Ipsen présente de nouvelles données sur les pathologies neurologiques au congrès TOXINS 2026
Le groupe biopharmaceutique a dévoilé 14 communications scientifiques portant sur plusieurs troubles du mouvement lors du congrès madrilène, selon le communiqué publié mardi.
Une fréquence élevée de spasticité post-AVC révélée
L'analyse intermédiaire de l'étude épidémiologique EPITOME, présentée lors du congrès, a montré que 45,7 % des survivants d'un accident vasculaire cérébral avec parésie développent une spasticité dans l'année suivant l'événement, indique l'entreprise. Ce taux apparaît supérieur aux 39,5 % observés dans des données antérieures. L'étude multicentrique suit des adultes âgés de 18 à 85 ans après leur premier AVC et évalue notamment un questionnaire de surveillance permettant un suivi à distance des patients. Selon le groupe, cette approche vise à faciliter une détection précoce de la spasticité, affection qui peut passer inaperçue et retarder la prise en charge.
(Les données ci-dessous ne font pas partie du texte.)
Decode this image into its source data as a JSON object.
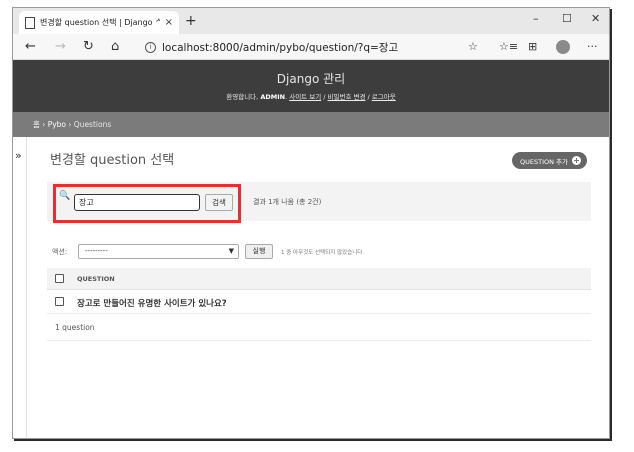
{
  "browser": {
    "tab_title": "변경할 question 선택 | Django ᄉ",
    "tab_close": "×",
    "new_tab": "+",
    "minimize": "–",
    "maximize": "☐",
    "close": "✕",
    "back": "←",
    "forward": "→",
    "reload": "↻",
    "home": "⌂",
    "info": "i",
    "url": "localhost:8000/admin/pybo/question/?q=장고",
    "favorite": "☆",
    "favorites_bar": "☆≡",
    "collections": "⊞",
    "more": "···"
  },
  "header": {
    "brand": "Django 관리",
    "welcome": "환영합니다, ",
    "user": "ADMIN",
    "period": ". ",
    "view_site": "사이트 보기",
    "sep1": " / ",
    "change_password": "비밀번호 변경",
    "sep2": " / ",
    "logout": "로그아웃"
  },
  "breadcrumbs": {
    "home": "홈",
    "sep1": " › ",
    "app": "Pybo",
    "sep2": " › ",
    "current": "Questions"
  },
  "sidebar": {
    "toggle": "»"
  },
  "main": {
    "title": "변경할 question 선택",
    "add_button": "QUESTION 추가",
    "add_icon": "+"
  },
  "search": {
    "icon": "🔍",
    "value": "장고",
    "button": "검색",
    "result": "결과 1개 나옴 (총 2건)"
  },
  "actions": {
    "label": "액션:",
    "selected": "---------",
    "run": "실행",
    "note": "1 중 아무것도 선택되지 않았습니다."
  },
  "table": {
    "column": "QUESTION",
    "rows": [
      {
        "subject": "장고로 만들어진 유명한 사이트가 있나요?"
      }
    ]
  },
  "paginator": {
    "text": "1 question"
  },
  "colors": {
    "highlight": "#e8302a",
    "header": "#3d3d3d",
    "breadcrumbs": "#7b7b7b"
  }
}
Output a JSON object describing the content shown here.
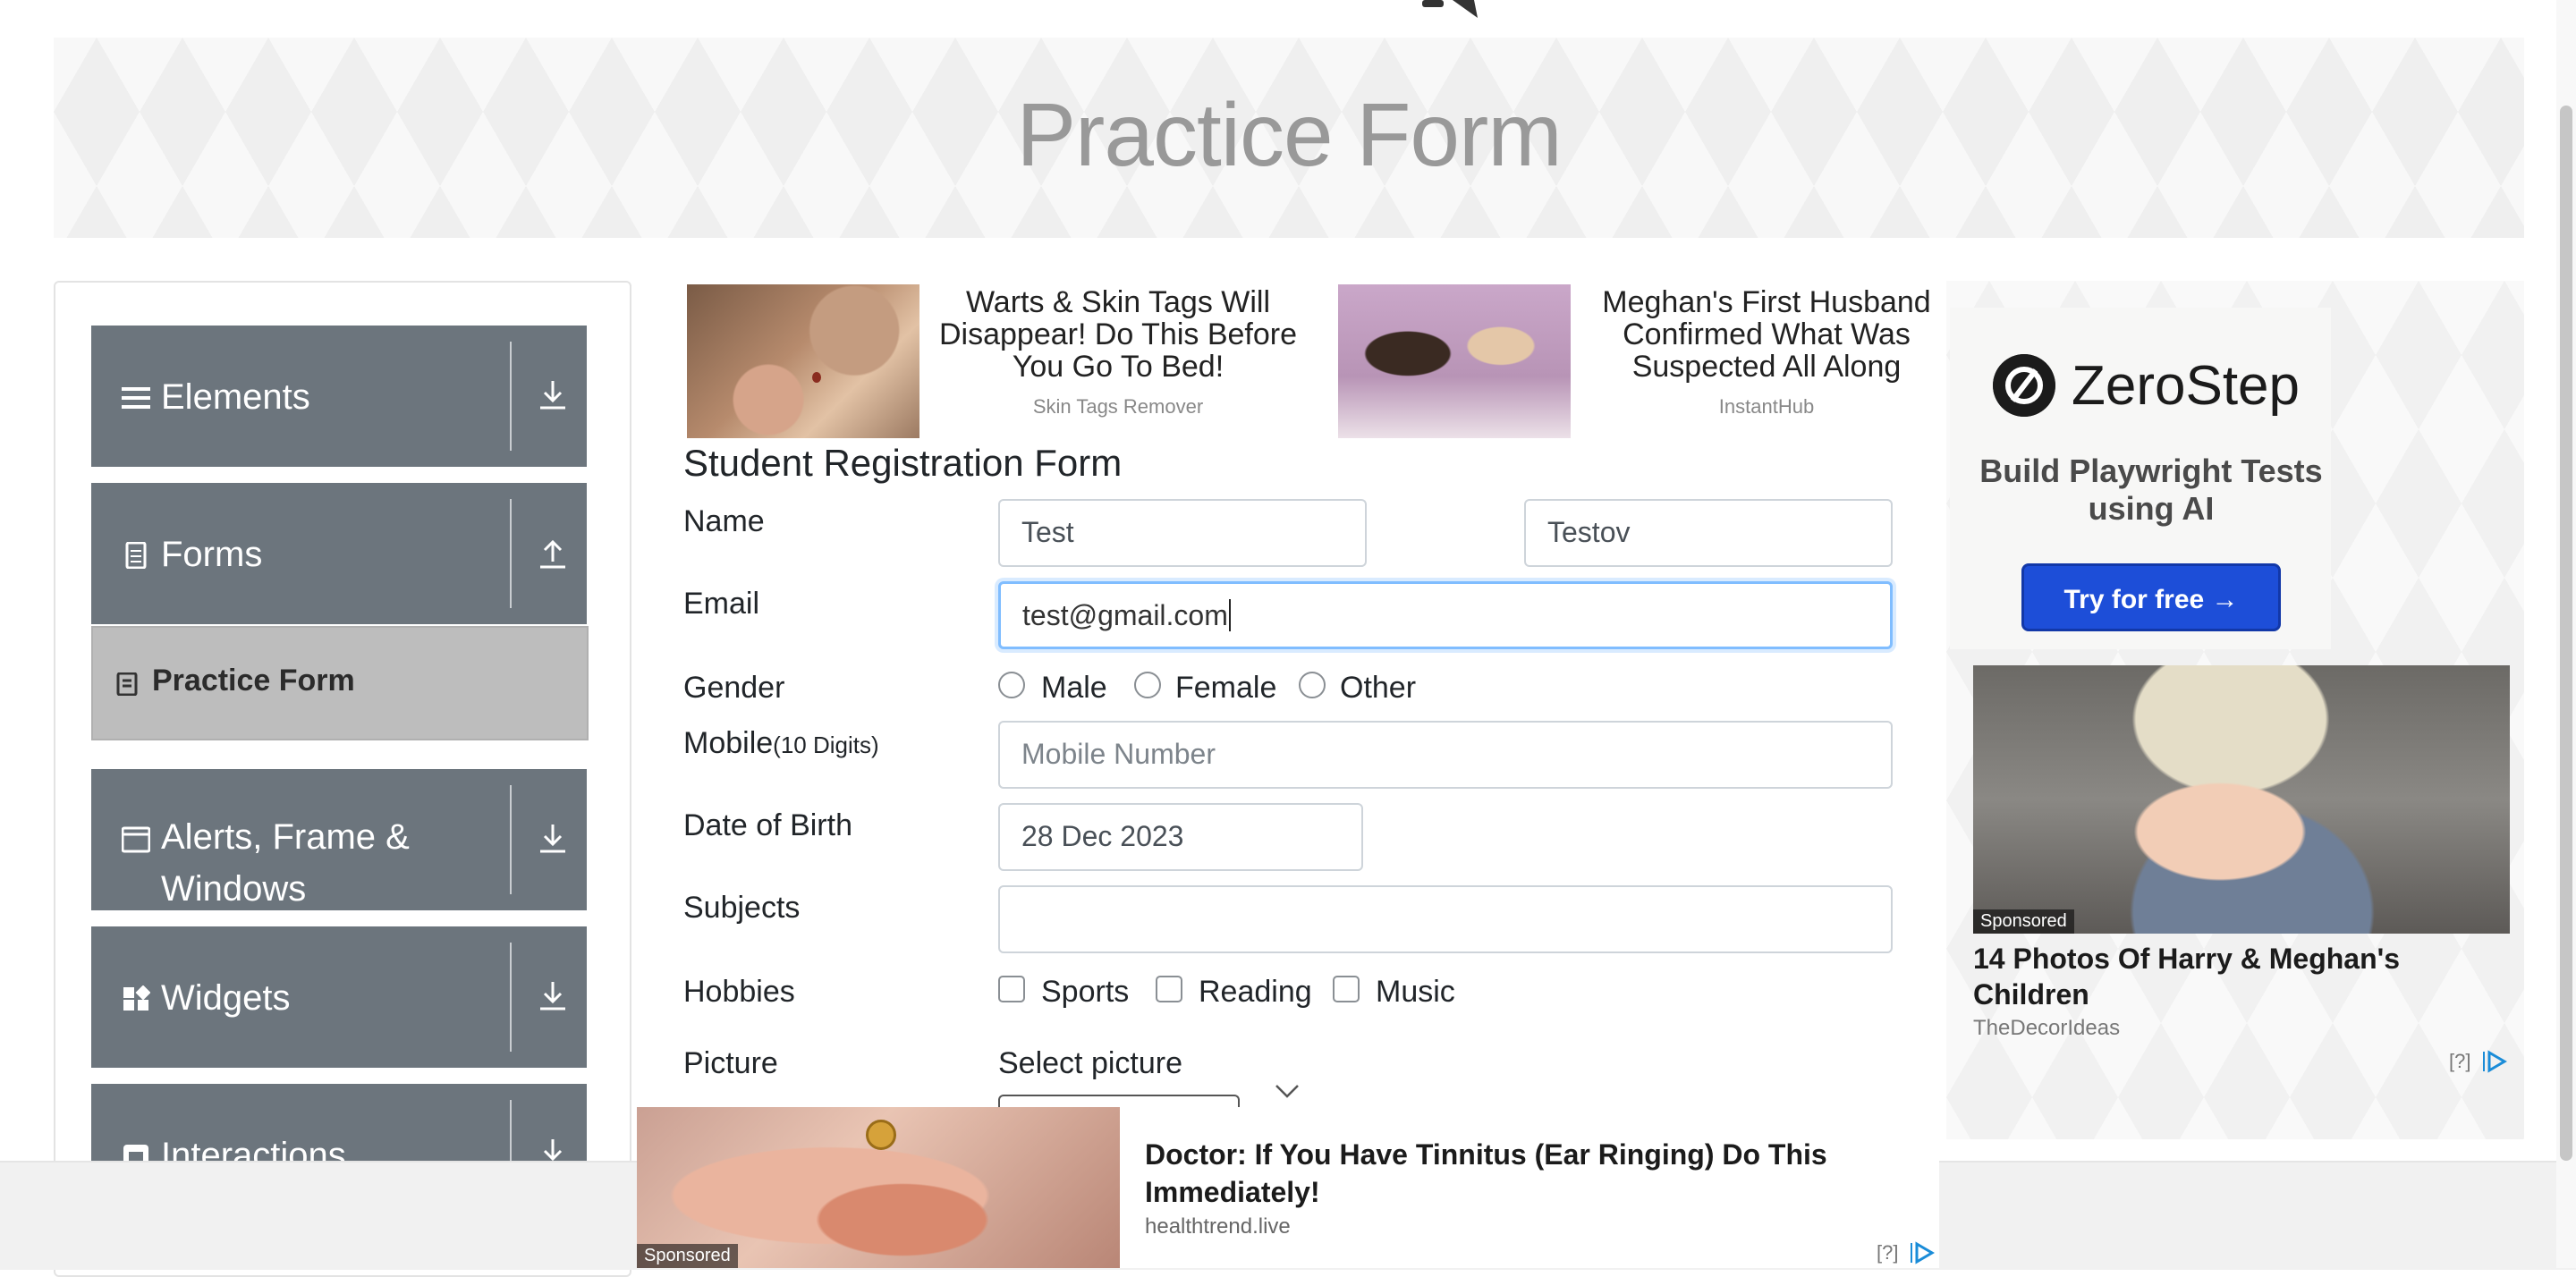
{
  "header": {
    "title": "Practice Form"
  },
  "sidebar": {
    "groups": [
      {
        "label": "Elements",
        "icon": "menu-icon",
        "arrow": "download-icon"
      },
      {
        "label": "Forms",
        "icon": "document-icon",
        "arrow": "upload-icon"
      },
      {
        "label_line1": "Alerts, Frame &",
        "label_line2": "Windows",
        "icon": "window-icon",
        "arrow": "download-icon"
      },
      {
        "label": "Widgets",
        "icon": "widgets-icon",
        "arrow": "download-icon"
      },
      {
        "label": "Interactions",
        "icon": "interactions-icon",
        "arrow": "download-icon"
      }
    ],
    "active_item": {
      "label": "Practice Form",
      "icon": "form-icon"
    }
  },
  "top_ads": [
    {
      "text": "Warts & Skin Tags Will Disappear! Do This Before You Go To Bed!",
      "source": "Skin Tags Remover"
    },
    {
      "text": "Meghan's First Husband Confirmed What Was Suspected All Along",
      "source": "InstantHub"
    }
  ],
  "form": {
    "title": "Student Registration Form",
    "name_label": "Name",
    "first_name": "Test",
    "last_name": "Testov",
    "email_label": "Email",
    "email_value": "test@gmail.com",
    "gender_label": "Gender",
    "gender_options": [
      "Male",
      "Female",
      "Other"
    ],
    "mobile_label": "Mobile",
    "mobile_hint": "(10 Digits)",
    "mobile_placeholder": "Mobile Number",
    "dob_label": "Date of Birth",
    "dob_value": "28 Dec 2023",
    "subjects_label": "Subjects",
    "subjects_value": "",
    "hobbies_label": "Hobbies",
    "hobbies_options": [
      "Sports",
      "Reading",
      "Music"
    ],
    "picture_label": "Picture",
    "picture_prompt": "Select picture"
  },
  "right_ad": {
    "brand": "ZeroStep",
    "tagline": "Build Playwright Tests using AI",
    "cta": "Try for free →",
    "sponsored": "Sponsored",
    "story_title": "14 Photos Of Harry & Meghan's Children",
    "story_source": "TheDecorIdeas",
    "adchoice": "[?]"
  },
  "bottom_ad": {
    "sponsored": "Sponsored",
    "title": "Doctor: If You Have Tinnitus (Ear Ringing) Do This Immediately!",
    "source": "healthtrend.live",
    "adchoice": "[?]"
  },
  "colors": {
    "sidebar_group": "#6c757d",
    "active_item": "#bdbdbd",
    "focus_border": "#80bdff",
    "cta_button": "#1d4ed8",
    "banner_title": "#999999"
  }
}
Un écart important dans la prise en charge thérapeutique
Les données du monde réel citées par Ipsen révèlent qu'actuellement moins de 1 % des survivants d'un AVC reçoivent un traitement par toxine botulinique de type A dans la pratique courante. Ce constat met en évidence un écart significatif entre les besoins thérapeutiques et la réalité des soins dispensés, souligne le laboratoire. Les communications présentées à Madrid couvrent également d'autres pathologies neurologiques traitées par Dysport, le produit à base d'abobotulinumtoxinA du groupe, notamment la dystonie cervicale, le blépharospasme et divers troubles du mouvement. Sandra Silvestri, directrice médicale d'Ipsen, a déclaré que l'étude EPITOME vise à mettre en place un suivi standardisé pour garantir aux patients les soins appropriés.
Un portefeuille de données cliniques étendu
L'ensemble des 14 présentations comprend majoritairement des communications affichées et une présentation orale, portant sur l'efficacité et la sécurité du traitement dans différentes indications. Plusieurs études analysent l'utilisation en vie réelle de la toxine botulinique dans la spasticité post-AVC, les syndromes parkinsoniens et les troubles du mouvement hyperkinétiques, notamment à partir de données françaises et suédoises. Une communication porte également sur la méthodologie des essais cliniques de phase 3 BEOND évaluant l'abobotulinumtoxinA dans la prévention de la migraine. Dysport dispose actuellement d'une autorisation de mise sur le marché dans environ 90 pays, avec plus de 30 ans d'expérience clinique et plus de 18 millions d'années-patients d'expérience, selon les informations fournies par le groupe.